Europe

Almost half of smokers are unaware vaping is less harmful than tobacco – research

To dispel the myth and encourage people to kick the habit or take up e-cigarettes instead, Public Health England (PHE) has produced a film showing how the toxic chemicals and tar inhaled by an average smoker in just one month compares with not smoking or vaping.

It features an experiment mimicking the effects of inhaling tobacco smoke, e-cigarette vape and normal air into the lungs, with the lungs represented by three bell jars filled with cotton wool.

Each bell jar is attached to a diaphragm pump providing a continual and equal draw of air through each bell jar – one set up to “smoke” tobacco cigarettes, another to “vape” e-cigarettes and the third used as the control with only air drawn through it.

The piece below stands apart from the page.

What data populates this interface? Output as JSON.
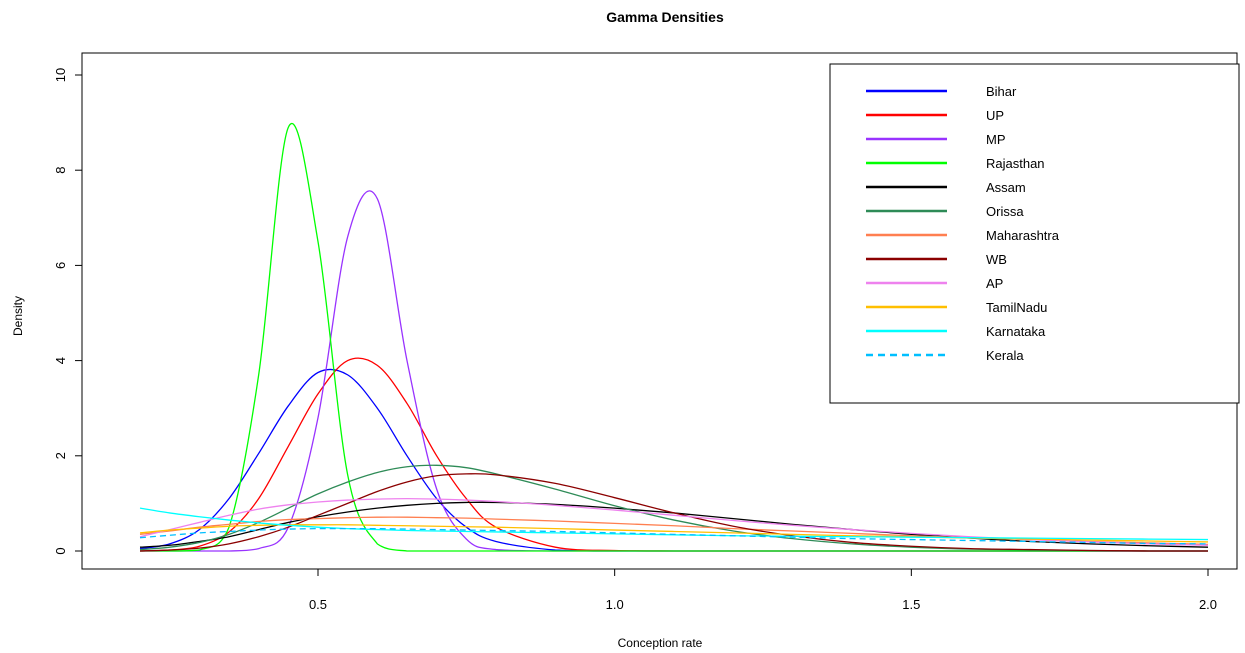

At the end of the experiment, the cotton wool in the tobacco bell jar is brown, the inside of the bell jar is brown and the tube leading to the air pump is thick with tar.

In comparison, the cotton wool in the e-cigarette bell jar remains practically unchanged, with some water vapour on it and very slight discolouration from the colouring in the e-liquid.

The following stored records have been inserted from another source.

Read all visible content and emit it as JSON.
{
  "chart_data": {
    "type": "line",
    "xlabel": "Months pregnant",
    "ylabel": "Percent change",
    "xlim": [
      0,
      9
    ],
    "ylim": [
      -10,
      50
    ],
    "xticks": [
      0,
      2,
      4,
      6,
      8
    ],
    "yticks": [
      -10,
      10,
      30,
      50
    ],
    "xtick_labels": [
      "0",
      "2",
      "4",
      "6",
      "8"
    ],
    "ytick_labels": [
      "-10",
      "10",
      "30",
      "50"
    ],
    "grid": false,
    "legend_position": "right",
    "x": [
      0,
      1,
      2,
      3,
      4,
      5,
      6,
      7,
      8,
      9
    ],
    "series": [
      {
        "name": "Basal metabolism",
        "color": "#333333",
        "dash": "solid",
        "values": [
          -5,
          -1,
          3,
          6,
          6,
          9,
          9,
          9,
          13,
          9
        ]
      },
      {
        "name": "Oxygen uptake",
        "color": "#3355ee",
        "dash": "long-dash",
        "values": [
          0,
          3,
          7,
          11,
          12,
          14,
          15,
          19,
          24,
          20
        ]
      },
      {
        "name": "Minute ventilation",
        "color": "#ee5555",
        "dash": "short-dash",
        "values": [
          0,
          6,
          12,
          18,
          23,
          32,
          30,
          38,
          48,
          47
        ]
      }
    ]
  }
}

The inside of the bell jar had a few droplets of water vapour, while the “control” bell jar is entirely unchanged.

PHE director of health improvement Professor John Newton said the experiment visually illustrates the stark contrast between the impacts of smoking and vaping.

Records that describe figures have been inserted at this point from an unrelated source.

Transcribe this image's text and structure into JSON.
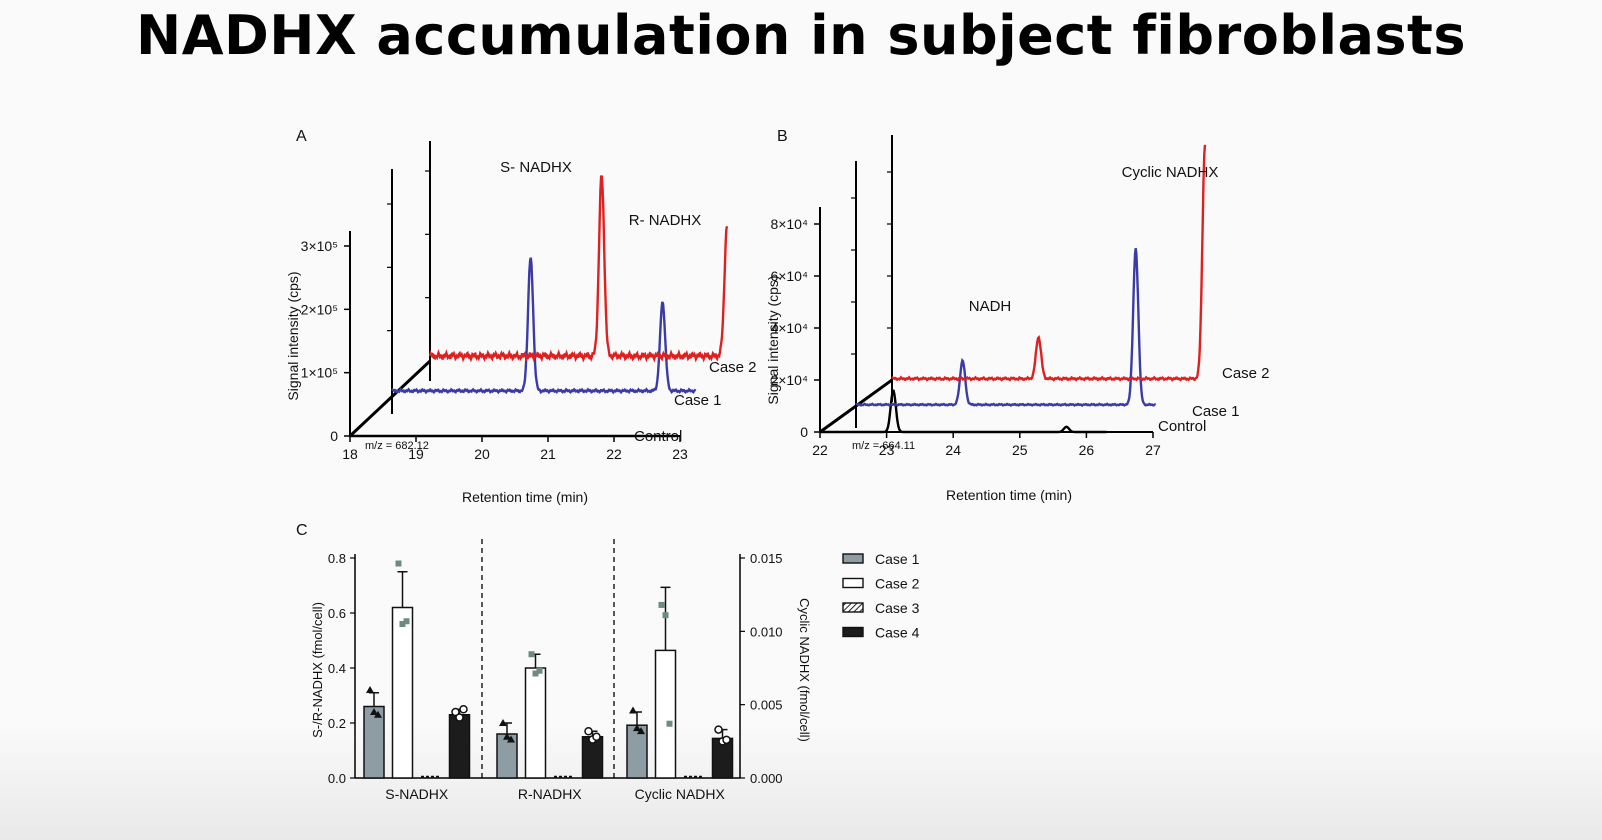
{
  "slide": {
    "title": "NADHX accumulation in subject fibroblasts"
  },
  "panels": {
    "A": {
      "letter": "A",
      "ylabel": "Signal intensity (cps)",
      "xlabel": "Retention time (min)",
      "y_ticks": [
        "0",
        "1×10⁵",
        "2×10⁵",
        "3×10⁵"
      ],
      "x_ticks": [
        "18",
        "19",
        "20",
        "21",
        "22",
        "23"
      ],
      "mz": "m/z = 682.12",
      "peak_labels": [
        "S- NADHX",
        "R- NADHX"
      ],
      "trace_labels": [
        "Case 2",
        "Case 1",
        "Control"
      ]
    },
    "B": {
      "letter": "B",
      "ylabel": "Signal intensity (cps)",
      "xlabel": "Retention time (min)",
      "y_ticks": [
        "0",
        "2×10⁴",
        "4×10⁴",
        "6×10⁴",
        "8×10⁴"
      ],
      "x_ticks": [
        "22",
        "23",
        "24",
        "25",
        "26",
        "27"
      ],
      "mz": "m/z = 664.11",
      "peak_labels": [
        "Cyclic NADHX",
        "NADH"
      ],
      "trace_labels": [
        "Case 2",
        "Case 1",
        "Control"
      ]
    },
    "C": {
      "letter": "C",
      "ylabel_left": "S-/R-NADHX (fmol/cell)",
      "ylabel_right": "Cyclic NADHX (fmol/cell)",
      "y_ticks_left": [
        "0.0",
        "0.2",
        "0.4",
        "0.6",
        "0.8"
      ],
      "y_ticks_right": [
        "0.000",
        "0.005",
        "0.010",
        "0.015"
      ],
      "group_labels": [
        "S-NADHX",
        "R-NADHX",
        "Cyclic NADHX"
      ],
      "legend": [
        "Case 1",
        "Case 2",
        "Case 3",
        "Case 4"
      ]
    }
  },
  "chart_data": [
    {
      "type": "line",
      "panel": "A",
      "xlabel": "Retention time (min)",
      "ylabel": "Signal intensity (cps)",
      "xlim": [
        18,
        23
      ],
      "ylim": [
        0,
        300000
      ],
      "annotation": "m/z = 682.12",
      "series": [
        {
          "name": "Control",
          "color": "#000000",
          "baseline": 0,
          "peaks": []
        },
        {
          "name": "Case 1",
          "color": "#3b3ba8",
          "baseline": 5000,
          "peaks": [
            {
              "x": 20.1,
              "y": 210000,
              "label": "S- NADHX"
            },
            {
              "x": 22.1,
              "y": 140000,
              "label": "R- NADHX"
            }
          ]
        },
        {
          "name": "Case 2",
          "color": "#e02020",
          "baseline": 8000,
          "peaks": [
            {
              "x": 20.6,
              "y": 285000,
              "label": "S- NADHX"
            },
            {
              "x": 22.5,
              "y": 205000,
              "label": "R- NADHX"
            }
          ]
        }
      ]
    },
    {
      "type": "line",
      "panel": "B",
      "xlabel": "Retention time (min)",
      "ylabel": "Signal intensity (cps)",
      "xlim": [
        22,
        27
      ],
      "ylim": [
        0,
        80000
      ],
      "annotation": "m/z = 664.11",
      "series": [
        {
          "name": "Control",
          "color": "#000000",
          "baseline": 0,
          "peaks": [
            {
              "x": 23.1,
              "y": 16000
            },
            {
              "x": 25.7,
              "y": 2000
            }
          ]
        },
        {
          "name": "Case 1",
          "color": "#3b3ba8",
          "baseline": 500,
          "peaks": [
            {
              "x": 23.6,
              "y": 17000,
              "label": "NADH"
            },
            {
              "x": 26.2,
              "y": 60000,
              "label": "Cyclic NADHX"
            }
          ]
        },
        {
          "name": "Case 2",
          "color": "#e02020",
          "baseline": 500,
          "peaks": [
            {
              "x": 24.2,
              "y": 16000,
              "label": "NADH"
            },
            {
              "x": 26.7,
              "y": 90000,
              "label": "Cyclic NADHX"
            }
          ]
        }
      ]
    },
    {
      "type": "bar",
      "panel": "C",
      "categories": [
        "S-NADHX",
        "R-NADHX",
        "Cyclic NADHX"
      ],
      "ylim_left": [
        0,
        0.8
      ],
      "ylim_right": [
        0,
        0.015
      ],
      "series": [
        {
          "name": "Case 1",
          "fill": "#8e9ca4",
          "values": [
            0.26,
            0.16,
            0.0036
          ],
          "err": [
            0.05,
            0.04,
            0.0009
          ],
          "points": [
            [
              0.32,
              0.24,
              0.23
            ],
            [
              0.2,
              0.15,
              0.14
            ],
            [
              0.0046,
              0.0034,
              0.0032
            ]
          ]
        },
        {
          "name": "Case 2",
          "fill": "#ffffff",
          "values": [
            0.62,
            0.4,
            0.0087
          ],
          "err": [
            0.13,
            0.05,
            0.0043
          ],
          "points": [
            [
              0.78,
              0.56,
              0.57
            ],
            [
              0.45,
              0.38,
              0.39
            ],
            [
              0.0118,
              0.0111,
              0.0037
            ]
          ]
        },
        {
          "name": "Case 3",
          "fill": "#ffffff",
          "pattern": "hatched",
          "values": [
            0.0,
            0.0,
            0.0
          ],
          "err": [
            0,
            0,
            0
          ],
          "points": [
            [
              0,
              0,
              0
            ],
            [
              0,
              0,
              0
            ],
            [
              0,
              0,
              0
            ]
          ]
        },
        {
          "name": "Case 4",
          "fill": "#1c1c1c",
          "values": [
            0.23,
            0.15,
            0.0027
          ],
          "err": [
            0.02,
            0.02,
            0.0006
          ],
          "points": [
            [
              0.24,
              0.22,
              0.25
            ],
            [
              0.17,
              0.14,
              0.15
            ],
            [
              0.0033,
              0.0025,
              0.0026
            ]
          ]
        }
      ]
    }
  ]
}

Research estimates that, while not risk-free, vaping is at least 95% less harmful than smoking.

Prof Newton said: “It would be tragic if thousands of smokers who could quit with the help of an e-cigarette are being put off due to false fears about safety.

“We need to reassure smokers that switching to an e-cigarette would be much less harmful than smoking.

“This demonstration highlights the devastating harms caused by every cigarette and helps people see that vaping is likely to pose only a fraction of the risk.”

Public Health Minister Steve Brine said: “Tough Government action has driven down smoking rates to a record low, but it remains our biggest preventable killer.

“The evidence is clear that e-cigarettes are far less harmful than smoking and they are the most popular quitting method in England. When paired with local stop-smoking services, they have some of the highest success rates.”

PHE said anyone who wants to try to quit smoking should search “smokefree” on the internet to find the best way to suit them.